Join your watchlist data with the shows data to determine which streaming services your watchlist shows are on and make a new table in your database using the joined data. Print out the data in your joined table to see what shows on your watchlist on in the original dataset.

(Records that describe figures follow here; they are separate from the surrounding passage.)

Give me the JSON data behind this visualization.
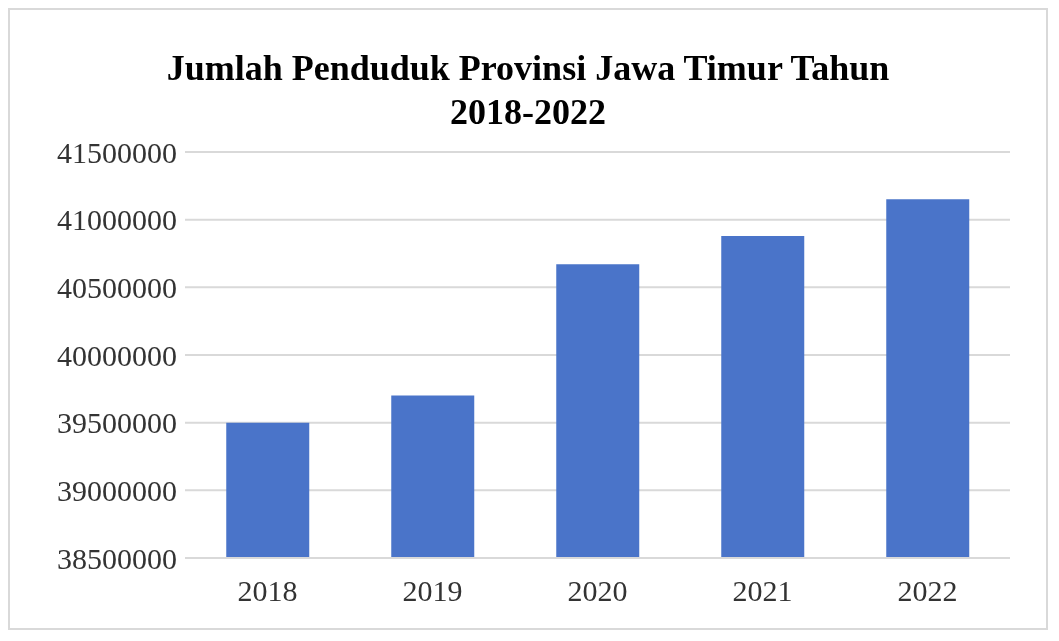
{
  "chart_data": {
    "type": "bar",
    "title": "Jumlah Penduduk Provinsi Jawa Timur Tahun 2018-2022",
    "categories": [
      "2018",
      "2019",
      "2020",
      "2021",
      "2022"
    ],
    "values": [
      39500000,
      39700000,
      40670000,
      40880000,
      41150000
    ],
    "color": "#4a74c9",
    "ylim": [
      38500000,
      41500000
    ],
    "yticks": [
      38500000,
      39000000,
      39500000,
      40000000,
      40500000,
      41000000,
      41500000
    ],
    "grid": "y"
  }
}
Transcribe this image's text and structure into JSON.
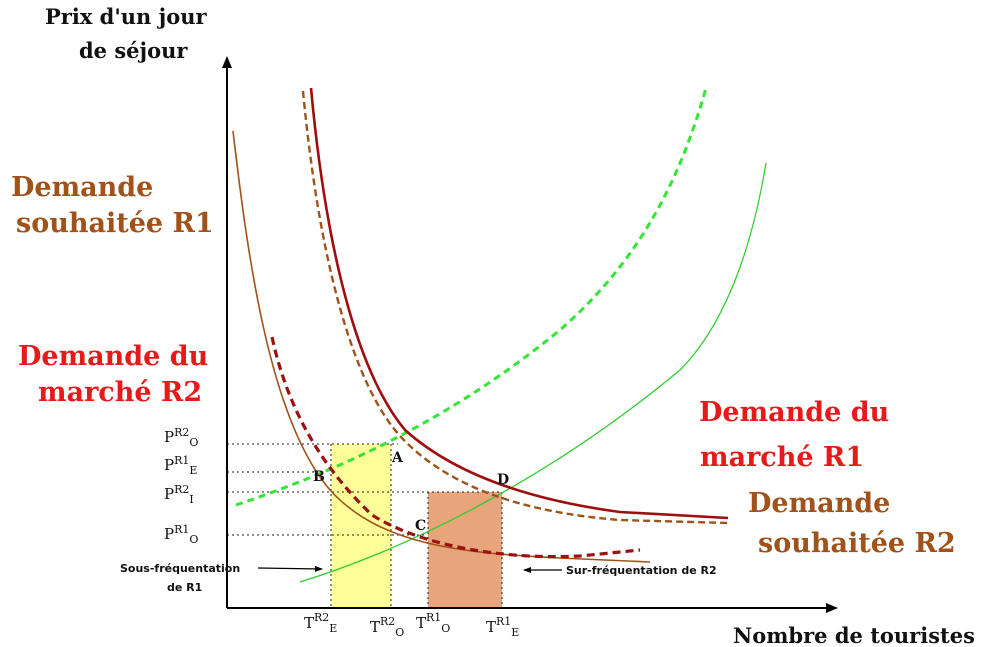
{
  "axes": {
    "y_title_line1": "Prix d'un jour",
    "y_title_line2": "de séjour",
    "x_title": "Nombre de touristes"
  },
  "labels": {
    "demande_souhaitee_r1_line1": "Demande",
    "demande_souhaitee_r1_line2": "souhaitée R1",
    "demande_marche_r2_line1": "Demande du",
    "demande_marche_r2_line2": "marché R2",
    "demande_marche_r1_line1": "Demande du",
    "demande_marche_r1_line2": "marché R1",
    "demande_souhaitee_r2_line1": "Demande",
    "demande_souhaitee_r2_line2": "souhaitée R2"
  },
  "points": {
    "A": "A",
    "B": "B",
    "C": "C",
    "D": "D"
  },
  "y_ticks": [
    {
      "base": "P",
      "sup": "R2",
      "sub": "O"
    },
    {
      "base": "P",
      "sup": "R1",
      "sub": "E"
    },
    {
      "base": "P",
      "sup": "R2",
      "sub": "I"
    },
    {
      "base": "P",
      "sup": "R1",
      "sub": "O"
    }
  ],
  "x_ticks": [
    {
      "base": "T",
      "sup": "R2",
      "sub": "E"
    },
    {
      "base": "T",
      "sup": "R2",
      "sub": "O"
    },
    {
      "base": "T",
      "sup": "R1",
      "sub": "O"
    },
    {
      "base": "T",
      "sup": "R1",
      "sub": "E"
    }
  ],
  "notes": {
    "sous_line1": "Sous-fréquentation",
    "sous_line2": "de R1",
    "sur": "Sur-fréquentation de R2"
  },
  "colors": {
    "marche_r1": "#a00d0d",
    "souhaitee_r1": "#a0521a",
    "marche_r2": "#9b1010",
    "souhaitee_r2": "#a0521a",
    "offre_r1": "#33cc33",
    "offre_r2": "#33e633",
    "yellow_zone": "#ffff99",
    "orange_zone": "#e8a47a",
    "label_red": "#e61a1a",
    "label_brown": "#a0521a"
  }
}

With the joined data, determine the percentage of your watchlist shows that are on each streaming service and how many of your watchlist shows are on each streaming service.

In [None]:
# new table 'watchlist_with_services' joining 'watchlist' and 'shows' tables
join_query = """
    CREATE TABLE IF NOT EXISTS watchlist_with_services AS
    SELECT w.id, s.Title, s.Netflix, s.Hulu, s.Prime_Video, s.Disney
    FROM watchlist w
    JOIN shows s ON w.id = s.ID;
"""

cur.execute(join_query)

con.commit()

# print the data 
print("Data in the joined table (watchlist_with_services):")
select_query = "SELECT * FROM shows;"
cur.execute(select_query)
for row in cur.fetchall():
    print(row)

# Calculate the percentage of your watchlist shows on each streaming service
services = ['Netflix', 'Hulu', 'Prime_Video', 'Disney']

for service in services:
    count_query = f"SELECT COUNT(*) FROM watchlist_with_services WHERE {service} = 1;"
    total_query = "SELECT COUNT(*) FROM watchlist_with_services;"
    
    cur.execute(count_query)
    count = cur.fetchone()[0]
    
    cur.execute(total_query)
    total = cur.fetchone()[0]
    
    percentage = (count / total) * 100 if total > 0 else 0
    print(f"Percentage of watchlist shows on {service}: {percentage:.2f}% ({count} out of {total} shows)")


## Results

Now that you have done your analysis, make note of the answers to the following questions by editing the text cell:

1. Was every show on your watchlist in the Kaggle dataset? Do you have any ideas as to why a show might not have been present?
age of dataset
2. Did you include a show or shows in your watchlist that is exclusive to one of the platforms? How might that have impacted your analysis?
yes - 
2. Which streaming service(s) offered the most shows on your watchlist? Which streaming service(s) offered the least?
3. Based on the shows you want to watch and the results of your analysis, is there a streaming service you think would be a good fit for you?